こぶしの亡霊

日本語ラップのフロウの底に、歌謡曲の幽霊が棲みついている。

ある夜、プレイリストを流していたら、ラッパーのフロウの中に演歌のこぶしが聴こえた。

空耳だと思って巻き戻した。もう一度聴いた。いる。確かにいる。母音の末端が微かに揺れて、喉の奥で転がるあの感触——歌謡曲がずっと大事にしてきた声の技法が、トラップのハイハットの隙間に棲みついている。

最近、こういう瞬間がやけに多い。

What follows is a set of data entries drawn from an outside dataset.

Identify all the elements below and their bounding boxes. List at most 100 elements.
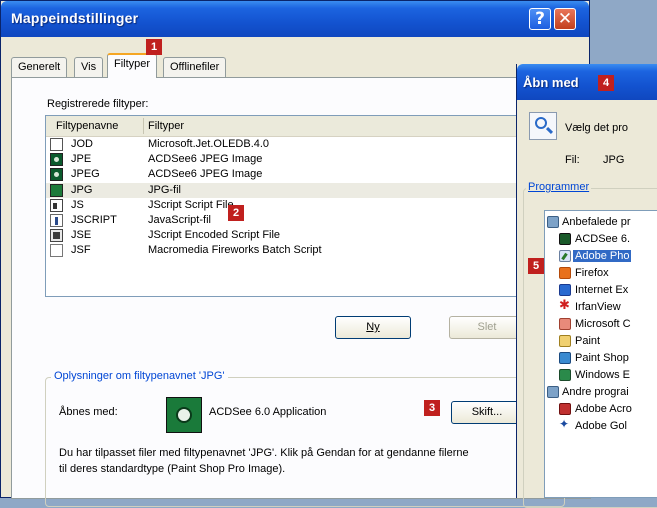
tree-item-label: Adobe Gol bbox=[575, 420, 627, 432]
acdsee-icon bbox=[50, 153, 63, 166]
column-header-extensions[interactable]: Filtypenavne bbox=[56, 120, 118, 132]
firefox-icon bbox=[559, 267, 571, 279]
folder-icon bbox=[547, 216, 559, 228]
tree-item-label: Paint Shop bbox=[575, 352, 629, 364]
list-item-extension: JOD bbox=[71, 138, 93, 150]
programs-tree[interactable]: Anbefalede pr ACDSee 6. Adobe Pho Firefo… bbox=[544, 210, 657, 498]
opens-with-app: ACDSee 6.0 Application bbox=[209, 406, 327, 418]
opens-with-label: Åbnes med: bbox=[59, 406, 118, 418]
acdsee-app-icon bbox=[166, 397, 202, 433]
golive-icon bbox=[559, 417, 571, 432]
js-icon bbox=[50, 199, 63, 212]
programs-label: Programmer bbox=[526, 181, 592, 193]
tree-item-label: IrfanView bbox=[575, 301, 621, 313]
list-item-extension: JSCRIPT bbox=[71, 214, 117, 226]
info-text: Du har tilpasset filer med filtypenavnet… bbox=[59, 447, 469, 475]
list-item-type: JScript Script File bbox=[148, 199, 234, 211]
tree-item[interactable]: Adobe Acro bbox=[545, 401, 657, 418]
list-item[interactable]: JSCRIPT JavaScript-fil bbox=[46, 213, 564, 228]
tree-item-label: Windows E bbox=[575, 369, 631, 381]
list-item[interactable]: JSF Macromedia Fireworks Batch Script bbox=[46, 243, 564, 258]
list-item-type: ACDSee6 JPEG Image bbox=[148, 153, 263, 165]
file-types-list[interactable]: Filtypenavne Filtyper JOD Microsoft.Jet.… bbox=[45, 115, 565, 297]
change-button[interactable]: Skift... bbox=[451, 401, 523, 424]
file-value: JPG bbox=[603, 154, 625, 166]
tree-item[interactable]: Adobe Gol bbox=[545, 417, 657, 435]
list-item-extension: JSF bbox=[71, 244, 91, 256]
tree-item[interactable]: Windows E bbox=[545, 367, 657, 384]
tree-item[interactable]: Microsoft C bbox=[545, 316, 657, 333]
open-with-title: Åbn med bbox=[523, 75, 579, 90]
script-icon bbox=[50, 214, 63, 227]
list-item[interactable]: JSE JScript Encoded Script File bbox=[46, 228, 564, 243]
tab-file-types[interactable]: Filtyper bbox=[107, 53, 158, 78]
acdsee-icon bbox=[50, 168, 63, 181]
fireworks-icon bbox=[50, 244, 63, 257]
tree-item-label: Paint bbox=[575, 335, 601, 347]
callout-badge-1: 1 bbox=[146, 39, 162, 55]
list-item-type: JScript Encoded Script File bbox=[148, 229, 281, 241]
list-item-selected[interactable]: JPG JPG-fil bbox=[46, 183, 564, 198]
irfanview-icon bbox=[559, 298, 571, 313]
tree-item-selected[interactable]: Adobe Pho bbox=[545, 248, 657, 265]
details-groupbox bbox=[45, 377, 565, 507]
file-label: Fil: bbox=[565, 154, 580, 166]
open-with-window: Åbn med Vælg det pro Fil: JPG Programmer… bbox=[516, 64, 657, 508]
tree-item-label: Adobe Pho bbox=[573, 250, 632, 262]
list-item-type: Macromedia Fireworks Batch Script bbox=[148, 244, 322, 256]
tab-general[interactable]: Generelt bbox=[11, 57, 68, 77]
list-item-type: JavaScript-fil bbox=[148, 214, 211, 226]
list-header: Filtypenavne Filtyper bbox=[46, 116, 564, 137]
list-item-extension: JPE bbox=[71, 153, 92, 165]
tab-view[interactable]: Vis bbox=[74, 57, 104, 77]
tree-item-label: Internet Ex bbox=[575, 284, 629, 296]
details-title: Oplysninger om filtypenavnet 'JPG' bbox=[51, 370, 228, 382]
list-item-extension: JSE bbox=[71, 229, 92, 241]
paint-shop-icon bbox=[559, 352, 571, 364]
callout-badge-4: 4 bbox=[598, 75, 614, 91]
help-button[interactable]: ? bbox=[529, 8, 551, 30]
new-button[interactable]: Ny bbox=[335, 316, 411, 339]
choose-program-text: Vælg det pro bbox=[565, 122, 628, 134]
list-item-extension: JPG bbox=[71, 184, 93, 196]
tree-item[interactable]: Firefox bbox=[545, 265, 657, 282]
tree-group-recommended[interactable]: Anbefalede pr bbox=[545, 214, 657, 231]
callout-badge-3: 3 bbox=[424, 400, 440, 416]
acrobat-icon bbox=[559, 403, 571, 415]
folder-options-titlebar[interactable]: Mappeindstillinger ? ✕ bbox=[1, 1, 589, 37]
delete-button[interactable]: Slet bbox=[449, 316, 525, 339]
tree-item-label: Microsoft C bbox=[575, 318, 631, 330]
list-item-type: JPG-fil bbox=[148, 184, 181, 196]
list-item[interactable]: JPE ACDSee6 JPEG Image bbox=[46, 152, 564, 167]
open-with-titlebar[interactable]: Åbn med bbox=[517, 64, 657, 100]
list-item[interactable]: JOD Microsoft.Jet.OLEDB.4.0 bbox=[46, 137, 564, 152]
list-item[interactable]: JS JScript Script File bbox=[46, 198, 564, 213]
list-item[interactable]: JPEG ACDSee6 JPEG Image bbox=[46, 167, 564, 182]
tree-item[interactable]: Internet Ex bbox=[545, 282, 657, 299]
folder-icon bbox=[547, 386, 559, 398]
acdsee-icon bbox=[559, 233, 571, 245]
tree-group-other[interactable]: Andre prograi bbox=[545, 384, 657, 401]
callout-badge-5: 5 bbox=[528, 258, 544, 274]
tree-item-label: Adobe Acro bbox=[575, 403, 632, 415]
column-header-file-types[interactable]: Filtyper bbox=[148, 120, 184, 132]
windows-picture-icon bbox=[559, 369, 571, 381]
tree-item[interactable]: Paint Shop bbox=[545, 350, 657, 367]
registered-types-label: Registrerede filtyper: bbox=[47, 98, 149, 110]
folder-options-window: Mappeindstillinger ? ✕ Generelt Vis Filt… bbox=[0, 0, 591, 507]
close-button[interactable]: ✕ bbox=[554, 8, 576, 30]
list-item-type: ACDSee6 JPEG Image bbox=[148, 168, 263, 180]
tree-item[interactable]: ACDSee 6. bbox=[545, 231, 657, 248]
search-icon bbox=[529, 112, 557, 140]
list-item-type: Microsoft.Jet.OLEDB.4.0 bbox=[148, 138, 270, 150]
tree-item-label: ACDSee 6. bbox=[575, 233, 631, 245]
tree-item[interactable]: IrfanView bbox=[545, 298, 657, 316]
paint-icon bbox=[559, 335, 571, 347]
tab-offline-files[interactable]: Offlinefiler bbox=[163, 57, 227, 77]
tree-item-label: Firefox bbox=[575, 267, 609, 279]
callout-badge-2: 2 bbox=[228, 205, 244, 221]
document-icon bbox=[50, 138, 63, 151]
tree-item[interactable]: Paint bbox=[545, 333, 657, 350]
tree-item-label: Andre prograi bbox=[562, 386, 629, 398]
jse-icon bbox=[50, 229, 63, 242]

レゲエ由来の歌唱法がいつの間にか泣きの歌謡に変貌していたり、MVの所作に見得のような決めが入っていたり、巻き舌のアタックの直後に情緒的なビブラートが余韻として残っていたり。USのカルチャーを骨格ごと移植しようとしてきた世代が、キャリアの中盤で、自分の声の地下から何かが湧いてくるのに気づいている——ように、少なくとも俺の耳にはそう聴こえる。

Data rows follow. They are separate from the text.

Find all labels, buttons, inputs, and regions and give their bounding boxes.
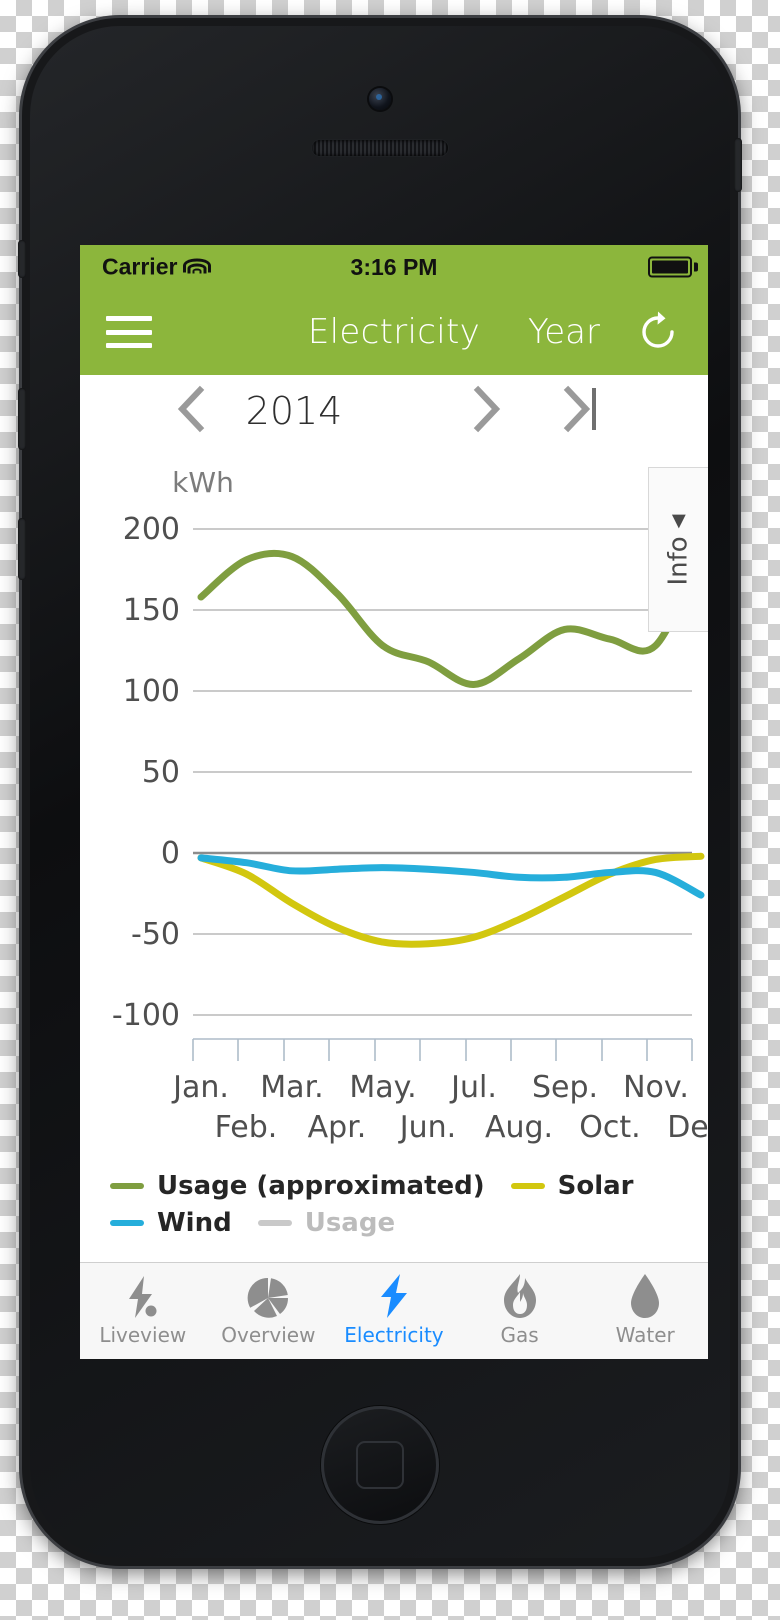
navigation-bar: Electricity Year [80, 289, 708, 375]
bottom-tab-bar: Liveview Overview Electricity Gas Water [80, 1262, 708, 1359]
tab-label-electricity: Electricity [344, 1323, 444, 1347]
legend-swatch-wind [110, 1219, 144, 1226]
xtick-dec: Dec. [667, 1110, 708, 1145]
ytick-n100: -100 [112, 998, 180, 1033]
x-axis [192, 1038, 693, 1061]
lightning-dot-icon [123, 1275, 163, 1319]
tab-label-liveview: Liveview [99, 1323, 187, 1347]
tab-label-gas: Gas [500, 1323, 539, 1347]
y-axis-unit-label: kWh [172, 466, 234, 499]
xtick-jul: Jul. [449, 1070, 497, 1105]
legend-swatch-usage [257, 1219, 292, 1226]
tab-label-overview: Overview [221, 1323, 316, 1347]
ytick-50: 50 [142, 755, 180, 790]
xtick-feb: Feb. [215, 1110, 278, 1145]
pie-chart-icon [247, 1275, 289, 1319]
xtick-jun: Jun. [398, 1110, 456, 1145]
refresh-icon[interactable] [634, 308, 682, 356]
xtick-nov: Nov. [623, 1070, 689, 1105]
tab-liveview[interactable]: Liveview [80, 1263, 206, 1359]
info-panel-label: Info [663, 535, 694, 586]
phone-device-frame: Carrier 3:16 PM Electricity Year 2014 kW… [18, 18, 742, 1566]
info-panel-tab[interactable]: Info ◀ [648, 467, 708, 632]
legend-label-usage: Usage [304, 1207, 396, 1238]
xtick-mar: Mar. [260, 1070, 323, 1105]
volume-up-button[interactable] [18, 388, 26, 450]
legend-swatch-solar [510, 1182, 545, 1189]
date-selector: 2014 [80, 375, 708, 447]
page-title: Electricity [307, 312, 481, 352]
legend-row-1: Usage (approximated) Solar [110, 1167, 708, 1204]
chart-canvas: kWh 200 150 100 50 0 -50 -100 Jan. Mar. … [112, 466, 708, 1145]
tab-water[interactable]: Water [582, 1263, 708, 1359]
tab-label-water: Water [615, 1323, 675, 1347]
xtick-aug: Aug. [485, 1110, 553, 1145]
xtick-sep: Sep. [532, 1070, 598, 1105]
mute-switch[interactable] [18, 240, 26, 278]
tab-electricity[interactable]: Electricity [331, 1263, 457, 1359]
xtick-may: May. [349, 1070, 416, 1105]
volume-down-button[interactable] [18, 518, 26, 580]
xtick-jan: Jan. [171, 1070, 229, 1105]
chart-legend: Usage (approximated) Solar Wind Usage [80, 1167, 708, 1253]
ytick-n50: -50 [131, 917, 180, 952]
x-axis-tick-labels: Jan. Mar. May. Jul. Sep. Nov. Feb. Apr. … [171, 1070, 708, 1145]
caret-left-icon: ◀ [667, 513, 689, 528]
tab-overview[interactable]: Overview [206, 1263, 332, 1359]
jump-to-latest-button[interactable] [560, 383, 606, 439]
period-selector-label[interactable]: Year [528, 312, 600, 352]
legend-swatch-usage-approximated [110, 1182, 144, 1189]
power-button[interactable] [734, 138, 742, 192]
ytick-200: 200 [123, 512, 180, 547]
legend-row-2: Wind Usage [110, 1204, 708, 1241]
earpiece-speaker [312, 140, 448, 156]
xtick-oct: Oct. [579, 1110, 640, 1145]
flame-icon [501, 1274, 539, 1319]
phone-screen: Carrier 3:16 PM Electricity Year 2014 kW… [80, 245, 708, 1359]
legend-item-solar[interactable]: Solar [510, 1170, 634, 1201]
legend-label-usage-approximated: Usage (approximated) [157, 1170, 485, 1201]
ytick-0: 0 [161, 836, 180, 871]
legend-item-usage-approximated[interactable]: Usage (approximated) [110, 1171, 485, 1201]
battery-icon [648, 256, 692, 278]
current-year-label: 2014 [245, 389, 343, 433]
status-bar: Carrier 3:16 PM [80, 245, 708, 289]
y-axis-tick-labels: 200 150 100 50 0 -50 -100 [112, 512, 180, 1033]
next-year-button[interactable] [466, 383, 506, 439]
legend-label-solar: Solar [557, 1170, 634, 1201]
series-line-usage-approximated [197, 549, 705, 689]
legend-item-usage[interactable]: Usage [257, 1207, 396, 1238]
legend-item-wind[interactable]: Wind [110, 1208, 232, 1238]
status-time: 3:16 PM [350, 253, 438, 280]
xtick-apr: Apr. [308, 1110, 367, 1145]
water-drop-icon [627, 1274, 663, 1319]
battery-cap-icon [694, 262, 698, 272]
front-camera-icon [369, 88, 391, 110]
home-button[interactable] [321, 1406, 439, 1524]
tab-gas[interactable]: Gas [457, 1263, 583, 1359]
lightning-bolt-icon [376, 1274, 412, 1319]
ytick-150: 150 [123, 593, 180, 628]
ytick-100: 100 [123, 674, 180, 709]
energy-chart[interactable]: kWh 200 150 100 50 0 -50 -100 Jan. Mar. … [80, 447, 708, 1167]
legend-label-wind: Wind [157, 1207, 232, 1238]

仮に「内なるJ」と呼んでみる。日本の大衆音楽の底を流れる、歌謡曲の地下水脈。誰も意図して掘り当てたわけではない。ただ、声を深く使おうとすればするほど、喉が勝手にそこへ手を伸ばす。

退行か。堕落か。——そんなわけないだろう。

声帯には土地の湿度が刻まれている。子供の頃にテレビから流れてきた旋律、母語の母音が口蓋に当たる角度、祭りの夜に遠くから聴こえた拡声器越しの歌。そういうものが層になって、発声の癖として沈殿している。外国語のフロウをいくら写経しても——写経という行為にはいささか馴染みがある——筋肉は覚えている。忘れたふりをしていただけだ。

最近聴いた曲で、三人のラッパーがまったく異なるスタイルでひとつのビートを切り分けていた。そのうちの一人——高い声をウィスパーのように畳みかけるタイプの——が、ヴァースの終盤で「感謝をしてるよ命とHIPHOPに」と吐いた瞬間、こぶしとは違うのに、こぶしと同じものが通過した。祈り、としか呼べない何か。声が制御を手放して、本人も知らない場所に着地する、あの一瞬。

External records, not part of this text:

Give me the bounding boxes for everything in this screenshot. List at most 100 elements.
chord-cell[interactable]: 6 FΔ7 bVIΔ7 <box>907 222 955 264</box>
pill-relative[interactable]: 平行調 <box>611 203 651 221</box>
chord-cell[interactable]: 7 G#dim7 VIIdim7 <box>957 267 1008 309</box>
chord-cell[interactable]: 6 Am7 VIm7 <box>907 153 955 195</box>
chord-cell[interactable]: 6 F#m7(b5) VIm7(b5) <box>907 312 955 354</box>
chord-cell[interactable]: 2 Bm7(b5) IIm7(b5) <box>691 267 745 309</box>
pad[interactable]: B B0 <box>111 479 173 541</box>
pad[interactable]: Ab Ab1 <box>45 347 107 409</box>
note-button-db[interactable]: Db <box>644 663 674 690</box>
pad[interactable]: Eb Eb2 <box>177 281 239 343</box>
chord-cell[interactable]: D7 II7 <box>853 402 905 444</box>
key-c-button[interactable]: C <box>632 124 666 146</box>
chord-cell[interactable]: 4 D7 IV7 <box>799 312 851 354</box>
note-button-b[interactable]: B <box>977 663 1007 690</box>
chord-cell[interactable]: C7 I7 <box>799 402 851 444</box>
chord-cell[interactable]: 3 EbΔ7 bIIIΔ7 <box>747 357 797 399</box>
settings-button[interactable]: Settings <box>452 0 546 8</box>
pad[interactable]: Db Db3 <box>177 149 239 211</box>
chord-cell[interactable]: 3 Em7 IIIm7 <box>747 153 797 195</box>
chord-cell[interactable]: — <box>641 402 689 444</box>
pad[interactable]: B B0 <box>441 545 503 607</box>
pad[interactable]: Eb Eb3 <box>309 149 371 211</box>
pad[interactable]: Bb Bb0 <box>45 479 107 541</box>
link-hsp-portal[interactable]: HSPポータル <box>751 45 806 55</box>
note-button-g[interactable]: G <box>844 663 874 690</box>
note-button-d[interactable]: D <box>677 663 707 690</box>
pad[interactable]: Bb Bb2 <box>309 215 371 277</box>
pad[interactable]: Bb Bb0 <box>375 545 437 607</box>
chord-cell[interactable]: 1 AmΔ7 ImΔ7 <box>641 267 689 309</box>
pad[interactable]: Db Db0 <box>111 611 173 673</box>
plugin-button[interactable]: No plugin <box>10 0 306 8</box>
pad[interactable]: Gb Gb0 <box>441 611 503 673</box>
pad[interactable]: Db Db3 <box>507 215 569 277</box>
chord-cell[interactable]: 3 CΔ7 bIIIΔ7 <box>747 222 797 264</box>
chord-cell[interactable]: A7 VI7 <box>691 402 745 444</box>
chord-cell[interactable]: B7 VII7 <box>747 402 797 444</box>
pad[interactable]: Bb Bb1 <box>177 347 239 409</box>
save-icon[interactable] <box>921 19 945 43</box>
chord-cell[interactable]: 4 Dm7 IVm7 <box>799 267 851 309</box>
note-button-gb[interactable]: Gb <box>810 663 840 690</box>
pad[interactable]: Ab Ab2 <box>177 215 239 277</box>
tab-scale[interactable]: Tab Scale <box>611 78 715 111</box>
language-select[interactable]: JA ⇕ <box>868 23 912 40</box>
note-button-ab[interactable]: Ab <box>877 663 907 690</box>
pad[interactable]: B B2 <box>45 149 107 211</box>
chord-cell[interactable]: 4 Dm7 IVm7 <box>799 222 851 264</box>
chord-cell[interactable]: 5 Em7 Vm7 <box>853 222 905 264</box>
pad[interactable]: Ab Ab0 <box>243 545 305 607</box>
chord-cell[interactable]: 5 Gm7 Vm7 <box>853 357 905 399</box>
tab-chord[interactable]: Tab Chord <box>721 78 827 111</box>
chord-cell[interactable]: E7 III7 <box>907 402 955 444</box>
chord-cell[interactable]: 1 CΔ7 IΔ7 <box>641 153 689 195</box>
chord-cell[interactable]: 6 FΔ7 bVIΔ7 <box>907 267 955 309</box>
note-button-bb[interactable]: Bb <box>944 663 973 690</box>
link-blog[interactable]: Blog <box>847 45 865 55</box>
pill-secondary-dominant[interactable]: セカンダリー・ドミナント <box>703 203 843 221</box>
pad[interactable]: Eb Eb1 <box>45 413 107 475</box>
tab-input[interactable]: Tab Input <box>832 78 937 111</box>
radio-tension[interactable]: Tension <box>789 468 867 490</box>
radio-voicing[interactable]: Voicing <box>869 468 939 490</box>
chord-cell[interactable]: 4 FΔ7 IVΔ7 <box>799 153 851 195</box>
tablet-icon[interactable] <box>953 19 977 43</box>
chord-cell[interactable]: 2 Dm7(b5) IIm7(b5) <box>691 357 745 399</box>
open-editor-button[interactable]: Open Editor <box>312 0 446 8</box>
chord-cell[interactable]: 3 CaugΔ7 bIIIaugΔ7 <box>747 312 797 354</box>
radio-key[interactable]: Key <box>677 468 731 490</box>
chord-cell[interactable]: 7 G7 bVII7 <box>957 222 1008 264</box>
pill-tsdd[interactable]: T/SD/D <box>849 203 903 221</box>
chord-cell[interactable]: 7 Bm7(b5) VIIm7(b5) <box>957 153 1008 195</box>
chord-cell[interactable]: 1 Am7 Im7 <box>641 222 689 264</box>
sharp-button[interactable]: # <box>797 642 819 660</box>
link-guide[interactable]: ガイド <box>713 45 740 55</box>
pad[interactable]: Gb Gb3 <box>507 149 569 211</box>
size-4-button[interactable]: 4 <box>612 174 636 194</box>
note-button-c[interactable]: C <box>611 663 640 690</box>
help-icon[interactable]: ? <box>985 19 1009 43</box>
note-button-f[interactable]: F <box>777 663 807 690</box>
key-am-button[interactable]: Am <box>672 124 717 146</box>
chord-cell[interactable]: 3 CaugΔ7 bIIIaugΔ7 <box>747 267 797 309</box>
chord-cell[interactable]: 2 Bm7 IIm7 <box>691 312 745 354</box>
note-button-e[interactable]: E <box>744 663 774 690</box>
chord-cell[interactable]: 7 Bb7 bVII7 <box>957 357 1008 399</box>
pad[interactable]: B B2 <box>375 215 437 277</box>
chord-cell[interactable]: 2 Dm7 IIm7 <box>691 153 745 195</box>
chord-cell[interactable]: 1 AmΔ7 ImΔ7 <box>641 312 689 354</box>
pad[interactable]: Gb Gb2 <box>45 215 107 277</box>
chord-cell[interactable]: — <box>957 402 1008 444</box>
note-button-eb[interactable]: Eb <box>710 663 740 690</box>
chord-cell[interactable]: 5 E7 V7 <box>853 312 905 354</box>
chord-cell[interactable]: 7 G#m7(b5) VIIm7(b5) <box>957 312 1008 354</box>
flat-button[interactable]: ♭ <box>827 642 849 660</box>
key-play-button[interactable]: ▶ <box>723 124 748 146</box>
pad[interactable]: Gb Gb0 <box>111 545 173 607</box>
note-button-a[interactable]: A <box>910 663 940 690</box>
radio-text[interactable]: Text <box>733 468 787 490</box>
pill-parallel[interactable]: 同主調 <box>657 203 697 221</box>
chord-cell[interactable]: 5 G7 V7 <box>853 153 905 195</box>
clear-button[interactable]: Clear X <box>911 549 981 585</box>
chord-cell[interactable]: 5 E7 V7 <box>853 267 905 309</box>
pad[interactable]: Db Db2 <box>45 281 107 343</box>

面白いのは——そしてこれはずっと考えていることだが——完璧に制御された声よりも、制御の綻びから漏れ出す声のほうが胸に来る、ということだ。オートチューンで均された音程より、生の喉がわずかに揺れる瞬間。技術を積み上げた果てに、技術では説明のつかない何かが顔を出す。こぶしの亡霊は、たぶんそういう綻びの中にいる。形式ではなく、祈りの位相に。

逃げられるのか、という問いが一瞬よぎった。よぎったけれど、今夜はその問いを追いかけない。イヤホンを耳に突っ込んで、次にあの亡霊がどのビートの上に現れるか、ただ待っている。待つのは得意だ。